A separate group were shown the same images while their brain activity was recorded using electroencephalography (EEG), without knowing that half the images were fakes. When analyzing participants’ brain activity, researchers found deepfakes could be identified 54% of the time. When participants, though, were asked to verbally identify the computer-generated faces, they could only do it 37% of the time.

“Although the brain accuracy rate in this study is low — 54 percent — it is statistically reliable,” says senior researcher Thomas Carlson, an associate professor for the University of Sydney’s School of Psychology, in a statement. “That tells us the brain can spot the difference between deepfakes and authentic images.”

Researchers believe their data can help combat against deepfakes.

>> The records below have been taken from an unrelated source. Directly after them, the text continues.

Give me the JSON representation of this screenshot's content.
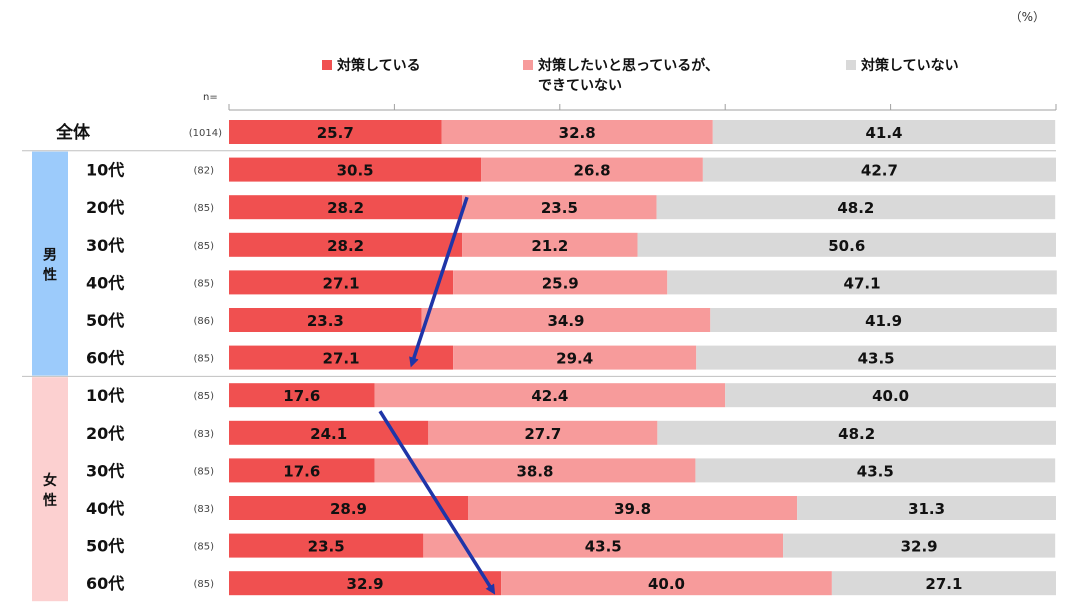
{
  "unit_label": "（%）",
  "n_label": "n=",
  "colors": {
    "series": [
      "#f05050",
      "#f79b9b",
      "#d9d9d9"
    ],
    "male_band": "#9ccbfb",
    "female_band": "#fcd0d0",
    "arrow": "#1f35a8"
  },
  "chart_data": {
    "type": "bar",
    "orientation": "horizontal",
    "stacked": true,
    "xlim": [
      0,
      100
    ],
    "grid": false,
    "legend_position": "top",
    "series": [
      {
        "name": "対策している",
        "values": [
          25.7,
          30.5,
          28.2,
          28.2,
          27.1,
          23.3,
          27.1,
          17.6,
          24.1,
          17.6,
          28.9,
          23.5,
          32.9
        ]
      },
      {
        "name": "対策したいと思っているが、\nできていない",
        "values": [
          32.8,
          26.8,
          23.5,
          21.2,
          25.9,
          34.9,
          29.4,
          42.4,
          27.7,
          38.8,
          39.8,
          43.5,
          40.0
        ]
      },
      {
        "name": "対策していない",
        "values": [
          41.4,
          42.7,
          48.2,
          50.6,
          47.1,
          41.9,
          43.5,
          40.0,
          48.2,
          43.5,
          31.3,
          32.9,
          27.1
        ]
      }
    ],
    "categories": [
      "全体",
      "10代",
      "20代",
      "30代",
      "40代",
      "50代",
      "60代",
      "10代",
      "20代",
      "30代",
      "40代",
      "50代",
      "60代"
    ],
    "n": [
      "(1014)",
      "(82)",
      "(85)",
      "(85)",
      "(85)",
      "(86)",
      "(85)",
      "(85)",
      "(83)",
      "(85)",
      "(83)",
      "(85)",
      "(85)"
    ],
    "groups": [
      {
        "label": "男性",
        "rows": [
          1,
          6
        ]
      },
      {
        "label": "女性",
        "rows": [
          7,
          12
        ]
      }
    ],
    "value_format": "0.0"
  }
}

“The fact that the brain can detect deepfakes means current deepfakes are flawed,” explains Carlson. “If we can learn how the brain spots deepfakes, we could use this information to create algorithms to flag potential deepfakes on digital platforms like Facebook and Twitter.

Deepfake
Can you tell which face is real and which is a deepfake? The deepfake is on the right. (CREDIT: Moshel et al.)

Researchers even believe future technology could be created to alert people to deepfake scams in real time. This could include security personnel wearing EEG-enabled helmets alerting them they might be confronting a deepfake.

“EEG-enabled helmets could have been helpful in preventing recent bank heist and corporate fraud cases in Dubai and the UK, where scammers used cloned voice technology to steal tens of millions of dollars,” says Carlson. “In these cases, finance personnel thought they heard the voice of a trusted client or associate and were duped into transferring funds.”

Carlson says more research needs to be done on detecting deepfakes.

“What gives us hope is that deepfakes are created by computer programs, and these programs leave ‘fingerprints’ that can be detected,” says Carlson. “Our finding about the brain’s deepfake-spotting power means we might have another tool to fight back against deepfakes and the spread of disinformation.”

The study was published in the journal Vision Research.